First Person

My Search for John D. MacDonald

In 1979, I’d never been to Sarasota. But the writer I admired most in America lived there—and so we set off.

By John Jakes April 24, 2014

John Jakes

John Jakes

Editor's note: John Jakes passed away at age 90 on Saturday, March 11, 2023, in Sarasota.

In the dark Ohio winter of 1976, our family fled down I-75 to Florida. We found weather much like that we’ve suffered recently. We spent Christmas at a large motel on St. Pete Beach and ate dinner while a forlorn beach boy picked up chairs he’d set out that morning. I’d wearily finished The Seekers, the third novel of my Kent family chronicles, and the darkest. All three had made it onto the Times list and I wanted a rest before continuing with The Furies.

But I had another goal, one I broached to my wife and kids after a couple days of relaxing.

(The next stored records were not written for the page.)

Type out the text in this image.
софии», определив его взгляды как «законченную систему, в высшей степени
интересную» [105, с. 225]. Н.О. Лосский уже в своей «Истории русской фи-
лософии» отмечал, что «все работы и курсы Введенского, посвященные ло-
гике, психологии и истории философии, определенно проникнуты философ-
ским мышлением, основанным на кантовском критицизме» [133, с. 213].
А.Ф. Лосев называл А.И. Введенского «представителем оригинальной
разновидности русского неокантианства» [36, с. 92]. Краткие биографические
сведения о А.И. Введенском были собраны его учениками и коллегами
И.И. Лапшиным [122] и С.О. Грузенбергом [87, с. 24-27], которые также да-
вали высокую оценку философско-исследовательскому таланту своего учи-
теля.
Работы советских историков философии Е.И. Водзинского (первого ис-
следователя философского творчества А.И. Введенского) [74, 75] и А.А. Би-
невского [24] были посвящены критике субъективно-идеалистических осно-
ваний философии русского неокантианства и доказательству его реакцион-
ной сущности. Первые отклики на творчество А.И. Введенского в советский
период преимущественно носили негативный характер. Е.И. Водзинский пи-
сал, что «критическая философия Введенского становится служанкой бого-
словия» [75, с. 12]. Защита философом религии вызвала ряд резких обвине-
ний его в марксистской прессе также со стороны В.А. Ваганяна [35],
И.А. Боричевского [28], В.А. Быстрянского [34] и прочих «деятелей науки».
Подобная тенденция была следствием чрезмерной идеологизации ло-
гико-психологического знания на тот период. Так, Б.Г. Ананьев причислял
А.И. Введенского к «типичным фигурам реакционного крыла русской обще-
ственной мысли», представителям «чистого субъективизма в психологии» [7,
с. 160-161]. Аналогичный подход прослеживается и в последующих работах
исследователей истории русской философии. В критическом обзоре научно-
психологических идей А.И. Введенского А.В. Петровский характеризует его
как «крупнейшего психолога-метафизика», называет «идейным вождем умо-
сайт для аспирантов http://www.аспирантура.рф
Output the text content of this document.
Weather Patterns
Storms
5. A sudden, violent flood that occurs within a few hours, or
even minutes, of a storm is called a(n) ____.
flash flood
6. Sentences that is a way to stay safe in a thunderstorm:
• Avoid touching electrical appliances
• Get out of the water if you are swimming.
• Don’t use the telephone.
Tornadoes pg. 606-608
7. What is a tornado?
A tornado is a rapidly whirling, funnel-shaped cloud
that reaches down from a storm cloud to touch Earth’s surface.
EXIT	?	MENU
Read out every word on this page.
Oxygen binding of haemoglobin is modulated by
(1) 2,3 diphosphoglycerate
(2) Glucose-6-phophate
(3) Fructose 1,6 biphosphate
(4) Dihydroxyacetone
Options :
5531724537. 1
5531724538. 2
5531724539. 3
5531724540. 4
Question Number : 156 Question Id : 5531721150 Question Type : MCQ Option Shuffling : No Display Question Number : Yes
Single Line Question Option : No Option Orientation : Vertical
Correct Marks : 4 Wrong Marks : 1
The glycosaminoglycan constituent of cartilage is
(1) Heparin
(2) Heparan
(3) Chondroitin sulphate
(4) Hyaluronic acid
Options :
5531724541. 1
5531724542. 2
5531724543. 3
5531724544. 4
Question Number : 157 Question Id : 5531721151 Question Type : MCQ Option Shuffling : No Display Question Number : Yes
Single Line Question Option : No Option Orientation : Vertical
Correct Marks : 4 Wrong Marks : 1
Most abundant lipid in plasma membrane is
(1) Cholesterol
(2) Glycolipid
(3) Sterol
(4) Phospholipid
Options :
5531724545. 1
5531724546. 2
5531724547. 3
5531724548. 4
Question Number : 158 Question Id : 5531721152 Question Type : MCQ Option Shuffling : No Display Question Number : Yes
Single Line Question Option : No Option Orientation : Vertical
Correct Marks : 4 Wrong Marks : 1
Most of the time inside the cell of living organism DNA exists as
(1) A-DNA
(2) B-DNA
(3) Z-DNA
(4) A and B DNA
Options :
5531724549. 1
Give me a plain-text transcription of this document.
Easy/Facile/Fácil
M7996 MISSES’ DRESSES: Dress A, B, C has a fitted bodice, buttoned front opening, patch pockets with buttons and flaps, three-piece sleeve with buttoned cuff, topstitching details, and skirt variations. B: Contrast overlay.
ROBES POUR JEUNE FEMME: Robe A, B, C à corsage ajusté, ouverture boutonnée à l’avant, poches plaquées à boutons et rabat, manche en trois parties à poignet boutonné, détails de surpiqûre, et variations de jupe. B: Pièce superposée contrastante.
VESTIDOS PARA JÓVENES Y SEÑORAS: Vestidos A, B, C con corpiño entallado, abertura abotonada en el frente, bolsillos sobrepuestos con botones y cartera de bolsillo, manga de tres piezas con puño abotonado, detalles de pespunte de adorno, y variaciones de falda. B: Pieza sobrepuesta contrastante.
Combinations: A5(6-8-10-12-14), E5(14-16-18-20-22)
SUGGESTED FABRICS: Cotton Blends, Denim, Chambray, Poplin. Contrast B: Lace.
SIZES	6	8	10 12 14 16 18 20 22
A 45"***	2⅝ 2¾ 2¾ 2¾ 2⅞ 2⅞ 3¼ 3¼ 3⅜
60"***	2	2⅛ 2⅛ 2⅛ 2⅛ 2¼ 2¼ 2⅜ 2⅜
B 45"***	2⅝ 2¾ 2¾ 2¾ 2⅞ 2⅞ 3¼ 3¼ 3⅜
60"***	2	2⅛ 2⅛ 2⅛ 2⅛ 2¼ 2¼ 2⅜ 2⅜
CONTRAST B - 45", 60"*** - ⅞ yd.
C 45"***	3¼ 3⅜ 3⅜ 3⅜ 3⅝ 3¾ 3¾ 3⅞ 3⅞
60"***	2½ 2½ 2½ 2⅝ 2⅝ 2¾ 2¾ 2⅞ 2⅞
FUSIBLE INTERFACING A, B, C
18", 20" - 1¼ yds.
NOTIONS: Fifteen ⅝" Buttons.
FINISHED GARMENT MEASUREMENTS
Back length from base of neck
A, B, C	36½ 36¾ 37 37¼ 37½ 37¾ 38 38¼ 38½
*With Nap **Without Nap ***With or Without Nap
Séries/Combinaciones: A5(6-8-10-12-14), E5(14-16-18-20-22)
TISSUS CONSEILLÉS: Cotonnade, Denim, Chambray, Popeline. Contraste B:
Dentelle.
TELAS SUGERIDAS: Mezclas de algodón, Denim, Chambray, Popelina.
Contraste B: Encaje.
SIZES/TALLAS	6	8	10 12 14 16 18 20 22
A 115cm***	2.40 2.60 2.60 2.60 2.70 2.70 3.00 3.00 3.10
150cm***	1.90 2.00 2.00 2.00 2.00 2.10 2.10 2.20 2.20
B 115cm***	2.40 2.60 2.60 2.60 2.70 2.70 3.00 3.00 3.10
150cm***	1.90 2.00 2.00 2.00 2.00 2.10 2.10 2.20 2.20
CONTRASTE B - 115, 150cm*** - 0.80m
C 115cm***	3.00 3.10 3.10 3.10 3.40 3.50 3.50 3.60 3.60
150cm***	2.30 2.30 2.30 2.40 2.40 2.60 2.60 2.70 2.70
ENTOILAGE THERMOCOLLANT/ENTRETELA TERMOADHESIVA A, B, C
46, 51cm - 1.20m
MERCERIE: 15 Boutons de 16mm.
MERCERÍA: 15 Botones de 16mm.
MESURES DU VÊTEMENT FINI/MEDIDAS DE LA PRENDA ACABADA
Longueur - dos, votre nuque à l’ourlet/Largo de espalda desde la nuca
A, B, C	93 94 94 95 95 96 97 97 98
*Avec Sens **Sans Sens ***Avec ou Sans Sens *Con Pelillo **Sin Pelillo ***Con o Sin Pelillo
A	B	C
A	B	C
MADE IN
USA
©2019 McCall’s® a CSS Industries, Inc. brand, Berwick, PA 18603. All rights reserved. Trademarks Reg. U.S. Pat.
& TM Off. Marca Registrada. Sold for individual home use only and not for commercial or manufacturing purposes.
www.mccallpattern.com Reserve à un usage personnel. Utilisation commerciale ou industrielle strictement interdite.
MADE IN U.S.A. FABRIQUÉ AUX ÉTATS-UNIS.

The writer among all American writers that I admired most lived just an easy few miles down Tamiami Trail on Siesta Key, Sarasota, where we’d never been. We set out one afternoon in our new black Seville to pay a brief visit—unannounced, I regret to say.

John D. MacDonald

John D. MacDonald

For me, John D. MacDonald was and is a consummate artist—a keen observer of the flamboyant, often corrupt American landscape. At the time, before he had started his Travis McGee series, his novels hadn’t received the respect afforded to other writers in his genre. John D. wrote Gold Medal paperbacks.

On U.S. 41 in Bradenton we came upon road construction. Concrete barriers. Flashing lights. Traffic at a crawl. We traveled a mile in half an hour. Willing to indulge me at first, the kids turned fretful. Reluctantly I headed back to St. Pete, where I phoned to say we were stymied. Thus, before his untimely death at 70 in a hospital in Milwaukee, I never met John D.

I was bitterly disappointed but I doubt he felt the same. He’d known nothing of my plans for a visit. Still, he was gracious on the phone, one writer to another. In the years that followed we had a friendly correspondence. The letters were kept at the Smathers Library at the university in Gainesville. Just last year, the library kindly provided me with a complete file of those letters.

We moved to Sarasota permanently years later. Today I’m a duly elected member of The Liars, the once-a-week literary lunch gathering started by John D. and others in 1952. Lots of drinking back then, they say. Not so much anymore.

Yes, there were many other fine craftsmen in the Liars; MacKinlay Kantor of Siesta Key was a founder of the group. My dear friend, the late Dr. Stuart Kaminsky, was a regular. Distinguished visitors have sat at the table— William Manchester, William Inge, Burl Ives, to name just three.

But John D. lived here. That’s why I do, too.

John Jakes sold his first short story at 18 and wrote more than 80 books, the last 18 all New York Times best sellers.